Sunday, December 4, 2011

Sunday Morning

On Sunday mornings when I was little, my dad always read the comics pages to me. We'd laugh at Garfield, wonder what would happen next with Spiderman and puzzle over Zippy (I still don't understand Zippy). I would always pour myself a bowl of Berry Berry Kix for breakfast, then I would sit and listen to my dad read the bubbles over the character's heads. By the time I turned back to my cereal, it was a big pink and purple mush that I wouldn't want to eat. After a while, my mom started refusing to buy Berry Berry Kix.

When I discovered that the newspaper published black and white comics during the week, I was thrilled. I got to spread the weekend joy out to every day! Before leaving for middle school in the mornings, I'd read the comics while my dad read the front page and business news. When I got to high school and found it impossible to get up in time to do more than shovel a bowl of cereal (not Berry Berry Kix, sadly) into my mouth before leaving in the morning, I would read the comics when I got home in the afternoon.

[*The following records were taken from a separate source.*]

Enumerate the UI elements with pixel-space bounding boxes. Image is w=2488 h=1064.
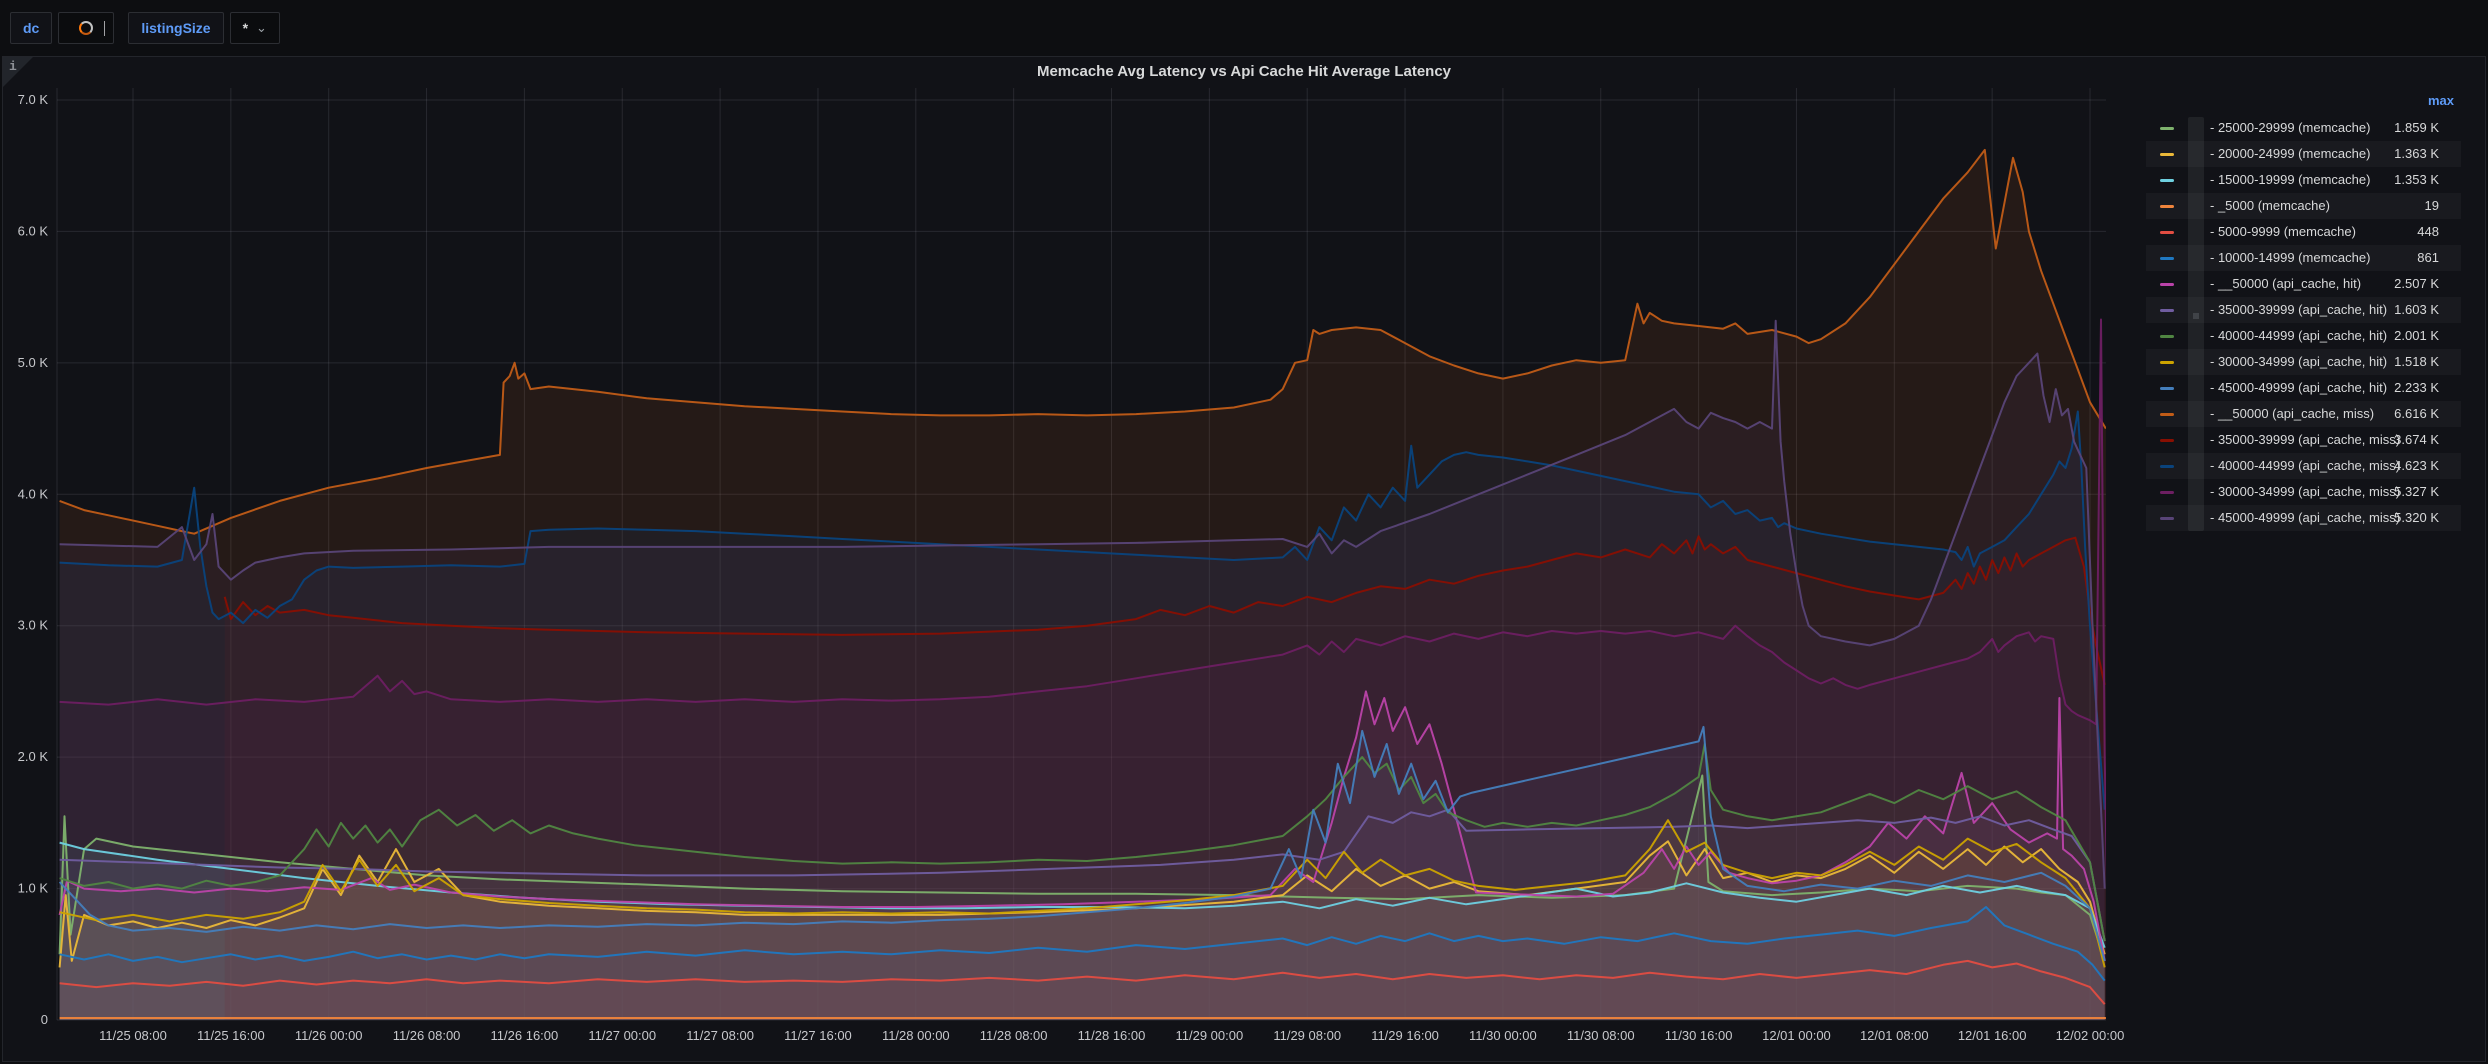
y-axis-tick-label: 6.0 K — [18, 223, 49, 238]
x-axis-tick-label: 11/29 16:00 — [1371, 1028, 1439, 1043]
x-axis-tick-label: 12/01 00:00 — [1762, 1028, 1831, 1043]
x-axis-tick-label: 11/30 08:00 — [1567, 1028, 1635, 1043]
y-axis-tick-label: 0 — [41, 1012, 48, 1027]
x-axis-tick-label: 11/28 08:00 — [980, 1028, 1048, 1043]
x-axis-tick-label: 11/26 08:00 — [393, 1028, 461, 1043]
x-axis-tick-label: 11/25 08:00 — [99, 1028, 167, 1043]
x-axis-tick-label: 11/25 16:00 — [197, 1028, 265, 1043]
y-axis-tick-label: 5.0 K — [18, 355, 49, 370]
x-axis-tick-label: 11/27 00:00 — [588, 1028, 656, 1043]
x-axis-tick-label: 12/01 16:00 — [1958, 1028, 2027, 1043]
y-axis-tick-label: 7.0 K — [18, 92, 49, 107]
x-axis-tick-label: 12/01 08:00 — [1860, 1028, 1929, 1043]
y-axis-tick-label: 2.0 K — [18, 749, 49, 764]
y-axis-tick-label: 3.0 K — [18, 618, 49, 633]
x-axis-tick-label: 11/27 16:00 — [784, 1028, 852, 1043]
x-axis-tick-label: 11/28 16:00 — [1078, 1028, 1146, 1043]
x-axis-tick-label: 11/30 00:00 — [1469, 1028, 1537, 1043]
y-axis-tick-label: 4.0 K — [18, 486, 49, 501]
x-axis-tick-label: 11/26 16:00 — [491, 1028, 559, 1043]
y-axis-tick-label: 1.0 K — [18, 881, 49, 896]
x-axis-tick-label: 11/26 00:00 — [295, 1028, 363, 1043]
x-axis-tick-label: 11/27 08:00 — [686, 1028, 754, 1043]
x-axis-tick-label: 12/02 00:00 — [2056, 1028, 2125, 1043]
x-axis-tick-label: 11/30 16:00 — [1665, 1028, 1733, 1043]
x-axis-tick-label: 11/29 00:00 — [1175, 1028, 1243, 1043]
x-axis-tick-label: 11/29 08:00 — [1273, 1028, 1341, 1043]
time-series-chart: 11/25 08:00 11/25 16:00 11/26 00:00 11/26 0… — [0, 0, 2488, 1064]
x-axis-tick-label: 11/28 00:00 — [882, 1028, 950, 1043]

I had an order I'd read them in, skipping over the ones I didn't understand (I gave up on Zippy) and saving Fox Trot for last.

When my siblings left for college my mom wrote them letters every week, and she did the same for me when I went to Michigan. I checked my mailbox regularly that first week, knowing that eventually I'd get my first letter at college. When I finally got mail, I was surprised to see that not only did I have a letter from my mom, but there was a second thick envelope. When I opened it, I found the Sunday comics from the weekend before. For my entire first year (until I started feeling guilty about the cost of postage) my mom sent me the comics every week I was at school.  She'd still stick them into care packages or boxes of necessities she'd ship me in the next three years.

 When I'm home for a weekend these days, my parents set aside the comics for when I manage to drag myself out of bed. They've changed over the years, adding new strips and getting rid of others. Instead of reading the comics together, we've started working together on the Globe Magazine crossword.  Some days we finish over breakfast, but most days we let it sit on the table throughout the day and add words as we figure them out.  It's a new routine, and so far no bowls of Kix have been wasted.